Несмотря на это, сейчас, когда так нужен каждый человек, стремящийся и способный всего себя, все силы отдать активной и страстной борьбе за дело партии, я оказался вне партии, вне работы, фактически лишенным политического и делового доверия, а длительная неопределенность моего положения, среди людей, мало знающих меня, порождает необоснованные разговоры и даже выступления по моему адресу. Я ничем этого не заслужил.
С 1938 г. я работал в ЧК, куда был направлен по указанию товарища Сталина. Из оперуполномоченного, без чьей-либо поддержки и покровительства, вырос в заместителя начальника крупного самостоятельного отдела.
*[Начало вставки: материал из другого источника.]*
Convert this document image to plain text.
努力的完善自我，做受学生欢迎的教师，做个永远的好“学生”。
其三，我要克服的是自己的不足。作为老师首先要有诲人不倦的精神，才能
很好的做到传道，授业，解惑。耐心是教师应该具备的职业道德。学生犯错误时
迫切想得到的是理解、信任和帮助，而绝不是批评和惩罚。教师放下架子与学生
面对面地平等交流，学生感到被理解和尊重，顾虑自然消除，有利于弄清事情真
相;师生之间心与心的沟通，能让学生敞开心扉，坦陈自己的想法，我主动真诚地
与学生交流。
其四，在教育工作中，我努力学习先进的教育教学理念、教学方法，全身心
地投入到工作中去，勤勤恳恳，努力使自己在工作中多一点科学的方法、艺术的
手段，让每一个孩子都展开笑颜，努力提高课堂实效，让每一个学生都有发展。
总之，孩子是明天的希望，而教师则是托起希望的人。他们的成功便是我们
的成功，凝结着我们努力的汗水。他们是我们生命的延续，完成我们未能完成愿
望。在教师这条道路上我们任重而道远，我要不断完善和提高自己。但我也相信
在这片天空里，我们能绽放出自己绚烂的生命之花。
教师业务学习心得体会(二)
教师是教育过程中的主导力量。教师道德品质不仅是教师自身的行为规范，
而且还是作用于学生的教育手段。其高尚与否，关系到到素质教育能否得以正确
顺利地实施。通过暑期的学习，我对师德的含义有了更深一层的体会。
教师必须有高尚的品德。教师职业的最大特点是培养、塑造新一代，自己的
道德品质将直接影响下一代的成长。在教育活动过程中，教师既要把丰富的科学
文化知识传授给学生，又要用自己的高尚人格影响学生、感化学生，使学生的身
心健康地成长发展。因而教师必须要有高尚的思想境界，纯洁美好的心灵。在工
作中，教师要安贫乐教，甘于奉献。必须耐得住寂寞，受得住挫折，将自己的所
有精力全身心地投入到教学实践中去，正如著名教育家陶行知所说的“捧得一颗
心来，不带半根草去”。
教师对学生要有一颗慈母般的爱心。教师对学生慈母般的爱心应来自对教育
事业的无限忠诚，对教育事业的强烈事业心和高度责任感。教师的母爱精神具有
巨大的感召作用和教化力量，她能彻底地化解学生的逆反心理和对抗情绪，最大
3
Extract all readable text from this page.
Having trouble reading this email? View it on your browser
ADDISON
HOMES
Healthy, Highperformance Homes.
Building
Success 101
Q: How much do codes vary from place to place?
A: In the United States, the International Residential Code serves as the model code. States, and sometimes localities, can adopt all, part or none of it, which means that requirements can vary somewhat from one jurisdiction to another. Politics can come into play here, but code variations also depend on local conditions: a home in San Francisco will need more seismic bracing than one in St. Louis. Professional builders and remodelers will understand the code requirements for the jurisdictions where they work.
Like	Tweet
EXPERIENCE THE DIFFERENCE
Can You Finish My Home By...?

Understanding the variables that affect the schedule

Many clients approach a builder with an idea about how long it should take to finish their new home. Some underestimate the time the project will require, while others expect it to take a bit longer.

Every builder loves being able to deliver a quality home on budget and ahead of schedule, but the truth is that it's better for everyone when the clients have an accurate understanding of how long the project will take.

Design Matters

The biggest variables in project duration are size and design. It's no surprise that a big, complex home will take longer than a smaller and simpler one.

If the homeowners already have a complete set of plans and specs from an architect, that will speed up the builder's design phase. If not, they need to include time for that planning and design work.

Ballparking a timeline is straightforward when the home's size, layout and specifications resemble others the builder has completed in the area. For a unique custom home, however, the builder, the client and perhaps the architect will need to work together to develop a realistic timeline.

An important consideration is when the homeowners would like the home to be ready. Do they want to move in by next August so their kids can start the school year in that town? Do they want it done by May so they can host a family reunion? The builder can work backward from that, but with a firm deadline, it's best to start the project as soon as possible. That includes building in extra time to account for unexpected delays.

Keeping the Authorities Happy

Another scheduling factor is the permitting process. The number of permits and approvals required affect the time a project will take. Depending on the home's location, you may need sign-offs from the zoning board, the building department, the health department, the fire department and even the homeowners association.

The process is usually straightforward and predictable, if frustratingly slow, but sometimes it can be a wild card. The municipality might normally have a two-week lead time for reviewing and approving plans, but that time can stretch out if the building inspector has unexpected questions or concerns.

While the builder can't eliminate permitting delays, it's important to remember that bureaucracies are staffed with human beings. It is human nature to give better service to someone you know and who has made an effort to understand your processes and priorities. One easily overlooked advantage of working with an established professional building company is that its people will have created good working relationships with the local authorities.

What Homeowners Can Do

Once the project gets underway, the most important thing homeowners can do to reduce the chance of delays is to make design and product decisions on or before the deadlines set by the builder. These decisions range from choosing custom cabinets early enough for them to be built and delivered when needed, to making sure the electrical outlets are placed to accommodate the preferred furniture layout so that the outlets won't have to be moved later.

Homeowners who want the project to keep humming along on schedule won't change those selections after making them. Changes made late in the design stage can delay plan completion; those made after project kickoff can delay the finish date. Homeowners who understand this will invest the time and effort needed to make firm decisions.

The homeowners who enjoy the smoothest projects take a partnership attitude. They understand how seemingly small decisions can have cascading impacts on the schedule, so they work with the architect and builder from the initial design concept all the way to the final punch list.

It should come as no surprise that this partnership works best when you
Наряду с оперативной вел активную партийную, теоретическую, общественную работу. Неоднократно избирался в состав партбюро коллектива, был с 1939 г. делегатом всех партийных конференций Министерства, в годы войны докладчиком МК ВКП(б). В 1948 г. с отличием окончил заочную Высшую партийную школу ЦК. С 1940 г. беспрерывно читал лекции в Высшей школе МГБ и в 1950 г. написал учебник по спецдисциплине. Вел большую общественную работу во всесоюзных спортивных организациях и в спортобществе «Динамо».
Однако в октябре 1951 г., без всякой вины с моей стороны, я был арестован, 19 месяцев находился под следствием, совершенно безосновательно обвинялся в самых чудовищных и нелепых преступлениях. Когда с моим делом объективно разобрались, все обвинения отпали и 18 мая с.г. я был освобожден и реабилитирован.
Сразу же по освобождении, получив свой партийный билет, я обратился в партком МВД, где мне сообщили, что в феврале 1952 г., в числе других арестованных чекистов, Комиссией партийного контроля я был исключен из партии. Мне разъяснили, что в КПК должно быть направлено сообщение о моей реабилитации и вопрос о восстановлении в партии будет рассмотрен без моего участия, как это было, якобы, в отношении освобожденных ранее меня[13]. Сообщение в КПК было послано 19 мая. Так как решение КПК затягивалось, я, не добившись результата в парткоме МВД, сам обратился в КПК, звоню туда регулярно, но вопрос мой так и не рассматривается.
Так же и с работой. Месяц после освобождения я добивался возможности начать работать, 19 июня получил назначение, 18 июля от работы отстранен. 22 июля, по моей просьбе, я был принят и внимательно выслушан тт. Шаталиным и Кругловым, которые обещали ускорить разбор партийного вопроса, дать мне серьезную работу, помочь занять, как сказал т. Шаталин, надлежащее место в жизни. Я считал, что после этой беседы в отношении меня не осталось неясностей. Тов. Шаталин прямо заявил, что я стою на крепких большевистских ногах, сказал, чтобы я ничего не говорил матери и не волновал ее, так как вопрос о моей партийности и работе будет решен в ближайшее время. С тех пор прошел месяц. На днях я вновь обратился к т. Шаталину, но из его ответов понял, что он отстранился от решения моего вопроса. Ничего определенного не говорит мне и т. Круглов.